President Biden is turning his attention away from the coronavirus to his next political fight, planning to lay out a recovery agenda that includes major improvements in rebuilding the United States' infrastructure.
Biden prepares to push for infrastructure in the US
On Thursday afternoon, Biden met for over an hour with Transportation Secretary Pete Buttigieg and a bipartisan group of members of the House Transportation and Infrastructure Committee. That was his second meeting with the group in the last month.
After the Senate approves the $1.9 trillion coronavirus relief package, which the chamber took up on Thursday and would approve by the weekend, the president is scheduled to lay out his "Build Back Better" recovery agenda. Though the White House has been tight-lipped on the recovery plan's specifics, it's expected to echo at least somewhat Trump's $2 trillion infrastructure and climate plan, including a sizable infrastructure investment to boost job growth.
According to The Hill on MSN, the meeting on Thursday was characterized as fruitful by lawmakers from both parties. But it remains to be seen if Biden will use his congressional authority to usher in bipartisan compromise on major legislation. Former President Donald Trump campaigned on a promise to invest heavily in improving America's infrastructure, but he never followed up on it while in office.
The White House readout of the conference states that participants discussed their mutual commitment to working across the aisle to develop new and resilient infrastructure in rural, suburban, and urban areas that create good-paying, union employment supports the economic recovery.
Ranking member Sam Graves (R-Mo.) called the meeting an "icebreaker" and said he expects the conversation to proceed, but he added that no timeframe for Biden's plan had been addressed. Biden made it known, he added, that he preferred to negotiate a compromised infrastructure package. Graves said in a phone interview with The Hill, "I thought it was good, it seemed to be productive. The president was very engaged and very open. Nobody got into any fights."

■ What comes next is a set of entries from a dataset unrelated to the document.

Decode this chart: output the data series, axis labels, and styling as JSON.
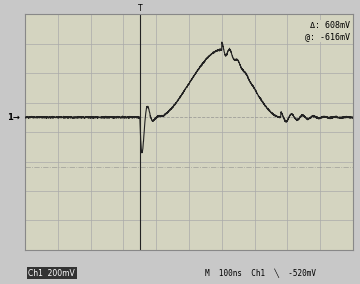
{
  "bg_color": "#c8c8c8",
  "screen_bg": "#d4d4c0",
  "grid_color": "#aaaaaa",
  "signal_color": "#222222",
  "title_annotation": "Δ: 608mV\n@: -616mV",
  "bottom_left_label": "Ch1  200mV",
  "bottom_right_label": "M  100ns  Ch1  ╲  -520mV",
  "trigger_label": "1→",
  "grid_major_x": 10,
  "grid_major_y": 8,
  "xlim": [
    0,
    10
  ],
  "ylim": [
    0,
    8
  ],
  "trigger_y": 4.5,
  "cursor_x": 3.5,
  "dashed_line_y": 2.8,
  "peak_x": 6.0,
  "peak_y": 6.8
}
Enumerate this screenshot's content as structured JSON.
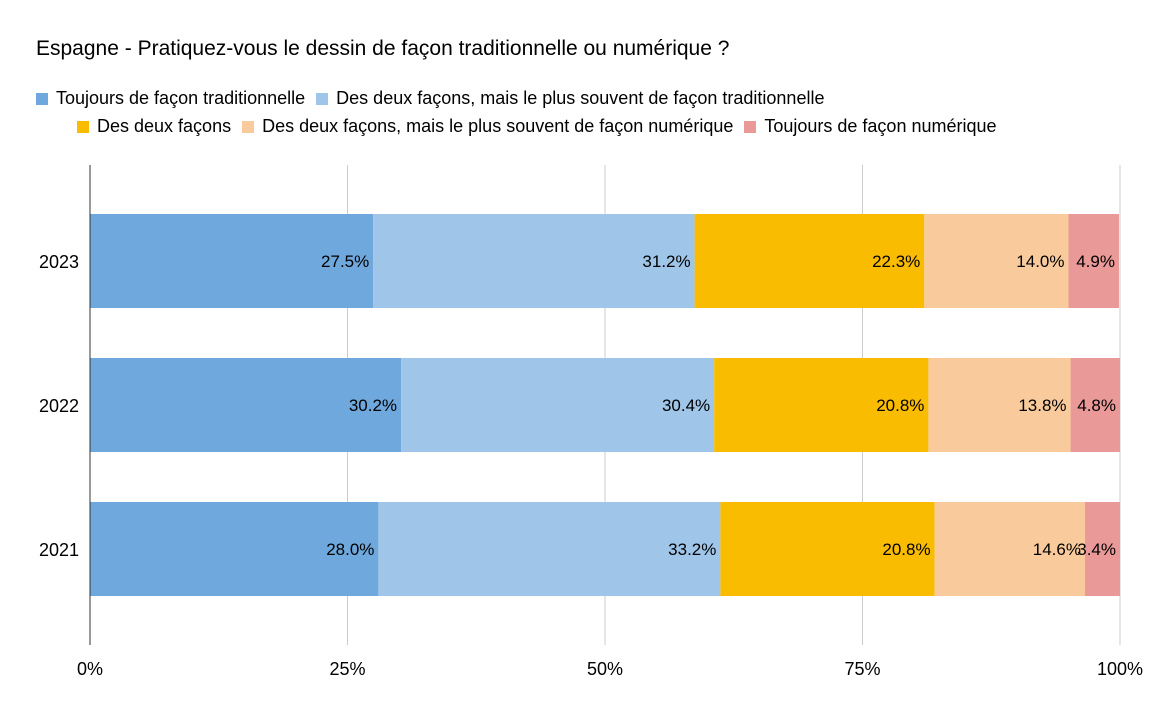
{
  "chart_data": {
    "type": "bar",
    "orientation": "horizontal",
    "stacked": "percent",
    "title": "Espagne - Pratiquez-vous le dessin de façon traditionnelle ou numérique ?",
    "categories": [
      "2023",
      "2022",
      "2021"
    ],
    "x_ticks": [
      "0%",
      "25%",
      "50%",
      "75%",
      "100%"
    ],
    "xlim": [
      0,
      100
    ],
    "grid": true,
    "legend_position": "top",
    "series": [
      {
        "name": "Toujours de façon traditionnelle",
        "color": "#6fa8dc",
        "values": [
          27.5,
          30.2,
          28.0
        ],
        "labels": [
          "27.5%",
          "30.2%",
          "28.0%"
        ]
      },
      {
        "name": "Des deux façons, mais le plus souvent de façon traditionnelle",
        "color": "#9fc5e8",
        "values": [
          31.2,
          30.4,
          33.2
        ],
        "labels": [
          "31.2%",
          "30.4%",
          "33.2%"
        ]
      },
      {
        "name": "Des deux façons",
        "color": "#f9bc00",
        "values": [
          22.3,
          20.8,
          20.8
        ],
        "labels": [
          "22.3%",
          "20.8%",
          "20.8%"
        ]
      },
      {
        "name": "Des deux façons, mais le plus souvent de façon numérique",
        "color": "#f9cb9c",
        "values": [
          14.0,
          13.8,
          14.6
        ],
        "labels": [
          "14.0%",
          "13.8%",
          "14.6%"
        ]
      },
      {
        "name": "Toujours de façon numérique",
        "color": "#ea9999",
        "values": [
          4.9,
          4.8,
          3.4
        ],
        "labels": [
          "4.9%",
          "4.8%",
          "3.4%"
        ]
      }
    ]
  }
}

Republicans are divided about the high cost of an infrastructure bill, which may raise corporate tax rates and the climate change aspect Republicans, according to Graves, did not want the plan to be a climate bill with a few transportation programs thrown in. Graves added that.
Can Biden get infrastructure done?
Republicans suppressed President Obama's efforts to reform the nation's infrastructure. President Trump proclaimed it to be "infrastructure week" so often that it became a standing joke, but he refused to pass legislation. Now, willing to take risks, President Biden thinks he will achieve where his predecessors failed, The Los Angeles Times via Yahoo reported.
After Congress sent him the $1.9-trillion coronavirus relief plan this month, Biden made known that he plans to work on another multibillion-dollar legislative package - the next one a major building program along the lines of FDR's federal works projects of the 1930s. Both major political parties have advocated for improving the country's highways, roads, airports, rail lines, telecommunications networks, and power grids for years.
The power outage in Texas last month, which left millions of residents without running water or electricity, highlighted the need for action. Just this week, the American Society of Civil Engineers issued its report on the nation's infrastructure, awarding it a C-minus - an upgrade over last year's D - and indicating that new federal investment is long overdue.
GOP warns Biden on infrastructure
In a meeting with Joe Biden on Thursday, a key House Republican told him that the president's proposal to restore America's infrastructure would lose GOP support. This is if it contributes to the debt or provides insight into problems other than roads and bridges, such as developing renewable energy sources, as per Bloomberg.
The statement is an alarming sign for Biden, who is unlikely to succeed with his "Build Back Better" plan without at least some Republican support, especially in the Senate. The president met with a bipartisan group of eight lawmakers on Thursday, including Graves and Oregon Democrat Peter DeFazio, the Transportation Committee chairman.